LIVE: Kendrick Scott Oracle @ Zankel Music Center, Skidmore College, 11/8/2019

In 1998, a young drummer from Houston, TX named Kendrick Scott attended the Skidmore Jazz Institute along with his friend, saxman Walter Smith III. Scott learned a lot during that two weeks, including what a chipmunk looked like. (“What… is THAT?” Scott deadpanned, re-creating the moment for the almost-full house at Zankel Music Center.) Over twenty years later, Scott paid it forward by returning to Skidmore to teach two days of masterclasses, and to knock us all flat with a mesmerizing performance by his group Kendrick Scott Oracle.

The concept for Scott’s latest Blue Note release A Wall Becomes a Bridge was solidified in the studio after a conversation with producer / fellow Terence Blanchard alum Derrick Hodge: Scott was talking with Hodge about the “walls” we all run into in everyday life, and how we can take the walls (and the insecurities that come with them) and use them as motivation to make breakthroughs in our lives – in essence, turning a wall into a bridge. The result is one of the best jazz discs of 2019, and Scott’s quintet brought that recording to bright, shining life.

Photo by Rudy Lu

Scott started the opener “NewEyes” by triggering sounds and loops from the laptop next to his kit while Shai Maestro played soft chords on his electric keyboard; Scott added to the electric/acoustic tone poem by working his cymbals with soft mallets. Guitarist Mike Moreno added otherworldly chords of his own on top of it all, and then John Ellis came in with the meditative lyric on a soprano sax line that glowed like sunrise.
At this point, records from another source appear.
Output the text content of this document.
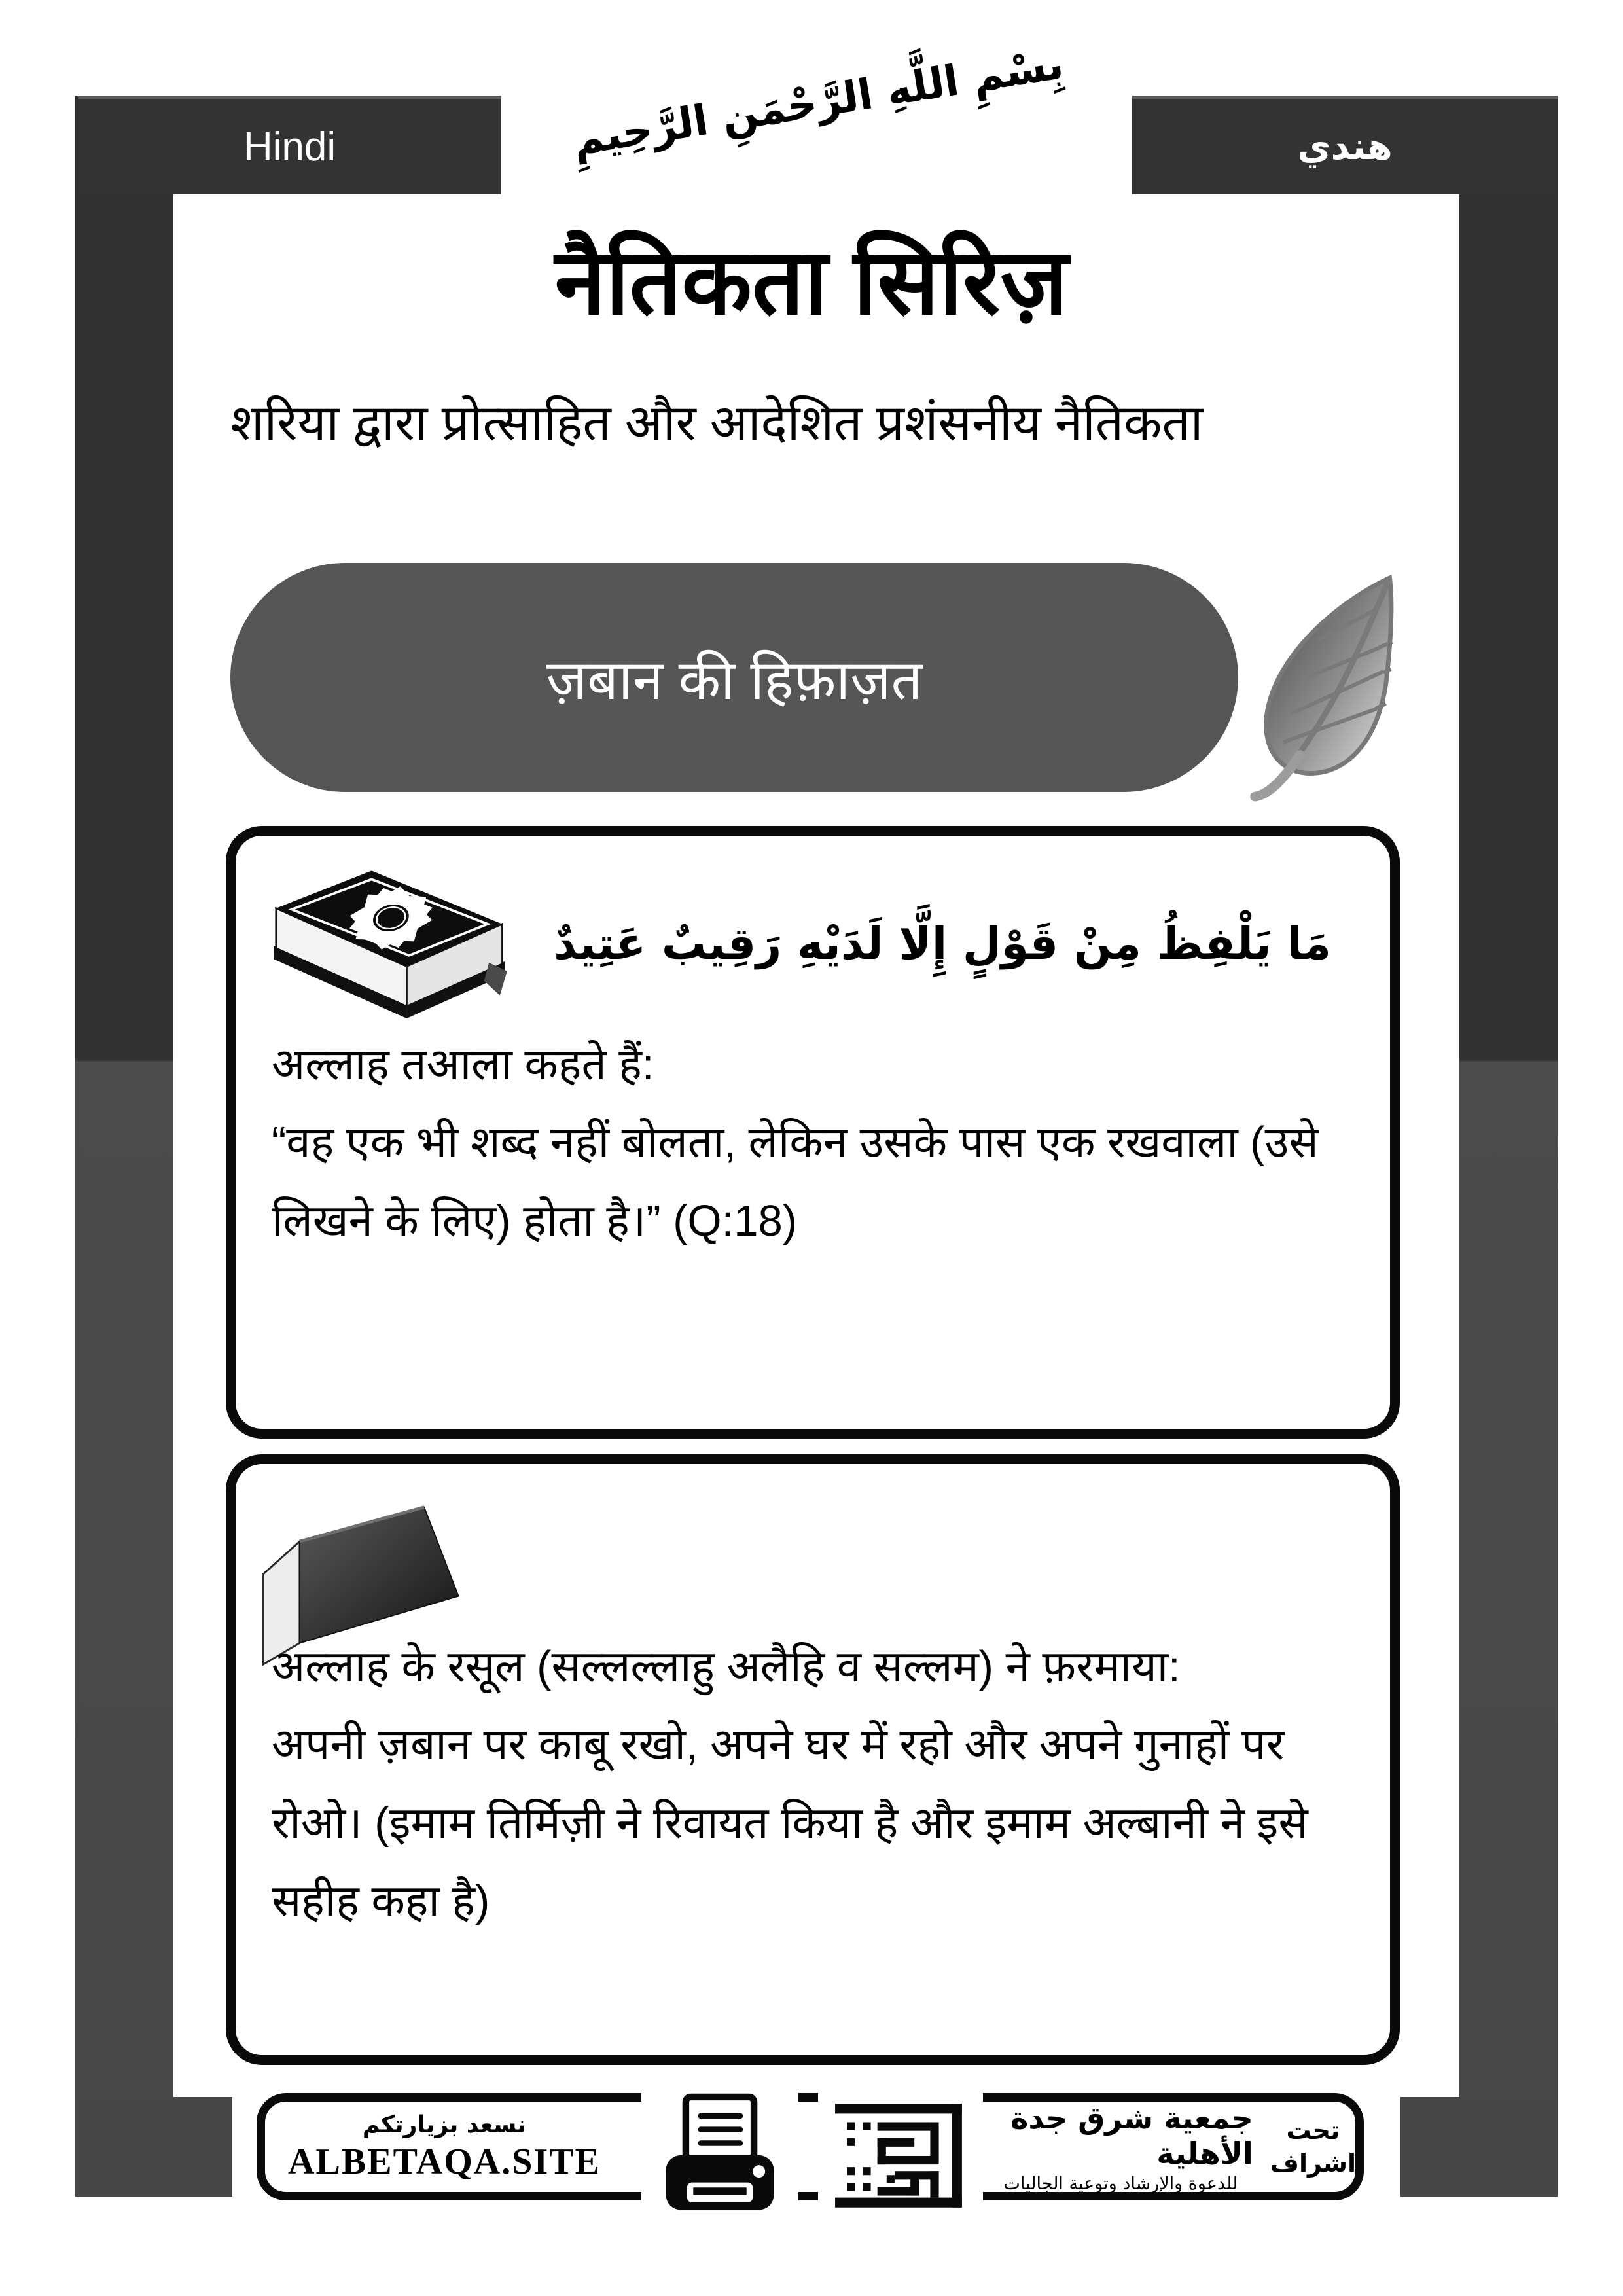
Hindi	هندي
بِسْمِ اللَّهِ الرَّحْمَنِ الرَّحِيمِ
नैतिकता सिरिज़
शरिया द्वारा प्रोत्साहित और आदेशित प्रशंसनीय नैतिकता
ज़बान की हिफ़ाज़त
مَا يَلْفِظُ مِنْ قَوْلٍ إِلَّا لَدَيْهِ رَقِيبٌ عَتِيدٌ
अल्लाह तआला कहते हैं:
“वह एक भी शब्द नहीं बोलता, लेकिन उसके पास एक रखवाला (उसे लिखने के लिए) होता है।” (Q:18)
अल्लाह के रसूल (सल्लल्लाहु अलैहि व सल्लम) ने फ़रमाया:
अपनी ज़बान पर काबू रखो, अपने घर में रहो और अपने गुनाहों पर रोओ। (इमाम तिर्मिज़ी ने रिवायत किया है और इमाम अल्बानी ने इसे सहीह कहा है)
نسعد بزيارتكم
ALBETAQA.SITE
تحت
اشراف
جمعية شرق جدة الأهلية
للدعوة والإرشاد وتوعية الجاليات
“NewEyes” and the accompanying Taylor Eigsti piece “Mocean” leads off A Wall Becomes a Bridge, which Scott said he purposely did backwards, starting at “the bridge” and ending at “the wall.”  Whether this was to give the disc a positive start or to show that there is always another “wall” waiting around the corner, I don’t know and he didn’t say. Either way, the music did have a harsher base as the concert proceeded. That doesn’t mean it wasn’t beautiful, well-sculpted, or performed with the dexterity expected from these five great artists, but it could explain why Scott called for Jimmy van Heusen’s classic “Darn That Dream” towards the end of the 90-minute concert: Like the protagonist in Scott’s initially relentless “Catalyst”, we needed to “get out of our minds” and take a deep, cleansing breath.
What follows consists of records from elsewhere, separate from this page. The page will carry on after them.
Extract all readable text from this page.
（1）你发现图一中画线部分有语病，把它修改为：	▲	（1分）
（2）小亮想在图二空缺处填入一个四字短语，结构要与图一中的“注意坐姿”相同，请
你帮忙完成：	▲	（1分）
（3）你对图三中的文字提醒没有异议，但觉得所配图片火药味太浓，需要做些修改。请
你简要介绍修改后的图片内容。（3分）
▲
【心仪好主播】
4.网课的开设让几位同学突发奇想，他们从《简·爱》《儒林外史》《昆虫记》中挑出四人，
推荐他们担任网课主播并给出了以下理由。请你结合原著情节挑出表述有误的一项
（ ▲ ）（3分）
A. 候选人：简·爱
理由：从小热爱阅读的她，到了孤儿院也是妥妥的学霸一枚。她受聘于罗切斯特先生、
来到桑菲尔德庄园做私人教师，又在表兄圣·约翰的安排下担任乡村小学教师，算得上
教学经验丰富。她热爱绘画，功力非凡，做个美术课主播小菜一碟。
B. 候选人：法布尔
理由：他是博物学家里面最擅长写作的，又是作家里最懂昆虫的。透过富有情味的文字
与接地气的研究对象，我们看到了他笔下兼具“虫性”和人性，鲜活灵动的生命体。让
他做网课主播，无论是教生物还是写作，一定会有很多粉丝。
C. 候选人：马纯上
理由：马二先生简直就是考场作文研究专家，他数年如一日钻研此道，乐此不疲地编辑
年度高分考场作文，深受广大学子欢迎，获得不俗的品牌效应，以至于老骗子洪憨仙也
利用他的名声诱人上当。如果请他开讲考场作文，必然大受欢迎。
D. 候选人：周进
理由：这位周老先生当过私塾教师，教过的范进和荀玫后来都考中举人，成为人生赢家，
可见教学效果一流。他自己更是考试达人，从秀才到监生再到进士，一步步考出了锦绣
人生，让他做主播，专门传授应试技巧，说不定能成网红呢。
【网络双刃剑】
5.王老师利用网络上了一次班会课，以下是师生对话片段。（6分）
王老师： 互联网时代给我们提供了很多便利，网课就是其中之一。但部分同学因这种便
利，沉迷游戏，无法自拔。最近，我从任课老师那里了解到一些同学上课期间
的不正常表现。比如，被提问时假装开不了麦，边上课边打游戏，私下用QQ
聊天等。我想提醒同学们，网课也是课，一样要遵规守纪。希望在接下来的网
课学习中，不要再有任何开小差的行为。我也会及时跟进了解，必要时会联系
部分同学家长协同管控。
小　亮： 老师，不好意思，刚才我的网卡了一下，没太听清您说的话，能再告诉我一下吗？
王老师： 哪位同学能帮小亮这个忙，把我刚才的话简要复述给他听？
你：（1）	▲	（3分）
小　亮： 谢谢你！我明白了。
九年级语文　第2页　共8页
Ellis had the solo on “Darn That Dream” and did some masterful in-the-clear deconstruction before the band hit van Heusen’s piece right on the nose. Ellis played tenor sax for lion’s share of the show, but he could have played baritone kazoo for all any of us cared, because as we saw when he brought his group Double-Wide to Lake George earlier this year, Ellis is a masterful storyteller who grabs your interest and keeps it warm & safe. Moreno is another musical raconteur who was one of the first artists Scott recorded on his World Culture Music label, and – like Ellis – appeared on A Wall Becomes a Bridge, so everything Moreno played was completely simpatico with Scott and his intricate creation.

Photo by Rudy Lu

Maestro has been working on his own engaging music these last couple of years, so it was a treat to see him apply his prodigious talents to Scott’s compositions. Maestro’s jump from electric to acoustic piano on “Mocean” was completely seamless, and he brought a raft of his own ideas to the piece and anything else he touched. Kris Funn plays bass for Christian Scott aTunde Adjuah (another Institute alum), so he’s used to expansive works like this. Funn brought his own exceptional sense of lyric to the party, and his in-the-clear intro to “Voices” was right in line with Scott’s description of “the voices inside our heads that say ‘Go, go, go’ or ‘No, no, no’, and how they can get out of balance.”

Between the righteous set-closer “Cycling Through Reality” and the unnamed killer encore, Scott and his partners got two well-deserved standing ovations. As I usually do whenever I see Skidmore Jazzers perform, I think back to the student recitals I’ve seen at Zankel, and the (mostly) young kids that were finding their feet in this music with varying degrees of success. Which of this year’s crop might be teaching master classes in 2039 is still open to question; all I know is Kendrick Scott seems to have climbed every wall and crossed every bridge, becoming one of jazz’ primetime players in the process. Not bad for someone who didn’t know what a chipmunk looked like until he came to Saratoga Springs.